Dewanusantaranews.com – Pontianak Kalimantan Barat – Distribusi bahan bakar minyak (BBM) bersubsidi di Kalimantan Barat kembali menjadi sorotan publik. Antrean panjang truk angkutan barang dan hasil bumi di berbagai SPBU menjadi pemandangan yang tak kunjung sirna. Di balik antrean ini, muncul dugaan kuat adanya penyimpangan distribusi BBM subsidi yang seharusnya diperuntukkan bagi masyarakat berpendapatan rendah dan sektor strategis, seperti pertanian dan perikanan.
“BBM subsidi adalah fasilitas negara untuk kelompok rentan. Namun praktiknya, terjadi kebocoran yang sistemik. Ini bukan hanya salah SPBU atau pelaku lapangan. Ini soal lemahnya pengawasan dari hulu ke hilir,” ujar Dr. Herman Hofi Munawar, pengamat hukum dan kebijakan publik Kalbar, Senin (2/6/2025).

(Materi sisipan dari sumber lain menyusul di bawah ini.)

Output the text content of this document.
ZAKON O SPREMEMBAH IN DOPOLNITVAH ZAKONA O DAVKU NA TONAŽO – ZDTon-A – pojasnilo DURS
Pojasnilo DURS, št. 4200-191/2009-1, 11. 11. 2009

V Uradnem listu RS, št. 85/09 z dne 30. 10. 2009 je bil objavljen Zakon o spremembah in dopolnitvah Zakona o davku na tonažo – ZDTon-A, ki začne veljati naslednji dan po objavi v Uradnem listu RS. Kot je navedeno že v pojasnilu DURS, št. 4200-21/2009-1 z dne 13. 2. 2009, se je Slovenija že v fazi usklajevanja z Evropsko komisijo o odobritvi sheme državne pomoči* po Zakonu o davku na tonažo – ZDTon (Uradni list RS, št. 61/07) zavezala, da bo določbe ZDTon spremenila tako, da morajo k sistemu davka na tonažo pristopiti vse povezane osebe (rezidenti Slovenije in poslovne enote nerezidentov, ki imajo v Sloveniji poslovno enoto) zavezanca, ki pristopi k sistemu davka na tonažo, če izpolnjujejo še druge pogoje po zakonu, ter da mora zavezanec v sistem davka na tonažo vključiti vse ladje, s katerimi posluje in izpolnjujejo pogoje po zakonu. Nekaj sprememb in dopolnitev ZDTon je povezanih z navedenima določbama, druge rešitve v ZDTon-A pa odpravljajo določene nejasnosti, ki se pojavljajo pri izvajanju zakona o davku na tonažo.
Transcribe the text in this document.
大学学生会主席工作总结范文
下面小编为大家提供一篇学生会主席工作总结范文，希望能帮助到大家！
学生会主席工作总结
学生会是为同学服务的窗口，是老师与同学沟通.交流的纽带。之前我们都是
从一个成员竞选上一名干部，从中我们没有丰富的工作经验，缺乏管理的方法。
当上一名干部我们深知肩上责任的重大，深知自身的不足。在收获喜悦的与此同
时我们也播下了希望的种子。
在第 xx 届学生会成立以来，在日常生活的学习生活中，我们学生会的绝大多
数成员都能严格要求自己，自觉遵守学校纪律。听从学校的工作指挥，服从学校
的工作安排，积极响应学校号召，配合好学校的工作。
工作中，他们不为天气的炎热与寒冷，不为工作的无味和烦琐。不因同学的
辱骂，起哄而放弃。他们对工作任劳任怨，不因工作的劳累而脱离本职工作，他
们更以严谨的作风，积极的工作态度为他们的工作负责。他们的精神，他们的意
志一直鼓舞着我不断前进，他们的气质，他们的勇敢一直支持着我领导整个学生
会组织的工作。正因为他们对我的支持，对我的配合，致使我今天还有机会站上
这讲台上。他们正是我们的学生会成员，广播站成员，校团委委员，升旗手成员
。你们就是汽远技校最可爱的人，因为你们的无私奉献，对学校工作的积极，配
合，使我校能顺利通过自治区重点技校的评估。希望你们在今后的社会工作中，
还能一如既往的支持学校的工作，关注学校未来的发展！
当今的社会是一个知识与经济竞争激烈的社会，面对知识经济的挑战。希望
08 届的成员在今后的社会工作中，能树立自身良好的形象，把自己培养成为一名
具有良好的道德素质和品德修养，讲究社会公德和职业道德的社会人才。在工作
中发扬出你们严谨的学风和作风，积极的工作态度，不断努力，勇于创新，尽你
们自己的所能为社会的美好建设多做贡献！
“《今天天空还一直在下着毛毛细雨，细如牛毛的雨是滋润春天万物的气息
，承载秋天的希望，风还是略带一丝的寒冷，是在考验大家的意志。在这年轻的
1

Herman menilai, Pertamina Patra Niaga Regional Kalimantan selaku pelaksana utama distribusi BBM subsidi di Kalbar telah gagal menjalankan mandatnya. Ia menyebut berbagai dugaan penyelewengan—mulai dari penimbunan, penjualan kepada industri, hingga manipulasi kuota—bukan lagi isu baru.
“Ini rahasia umum. Tapi anehnya, tidak pernah terdengar ada proses hukum yang benar-benar menyentuh aktor-aktor di baliknya,” tegas Herman.
Padahal, sambungnya, Pertamina telah dilengkapi berbagai instrumen pengawasan seperti sistem digital MyPertamina, QR Code, dan kerja sama kontraktual dengan SPBU. Namun semua ini dinilai belum mampu menjamin distribusi BBM subsidi tepat sasaran.
Menurut Herman, SPBU menjadi titik rawan terjadinya kebocoran. Dugaan kerja sama antara SPBU dan pelaku usaha industri atau pertambangan untuk menyalurkan BBM subsidi secara ilegal terus bergulir, tetapi penindakan hukum di lapangan belum tampak nyata.
“Kalau sampai BBM subsidi bisa dinikmati sektor industri, berarti ada dua kemungkinan: pengawasan di SPBU sangat longgar, atau ada pembiaran,” katanya.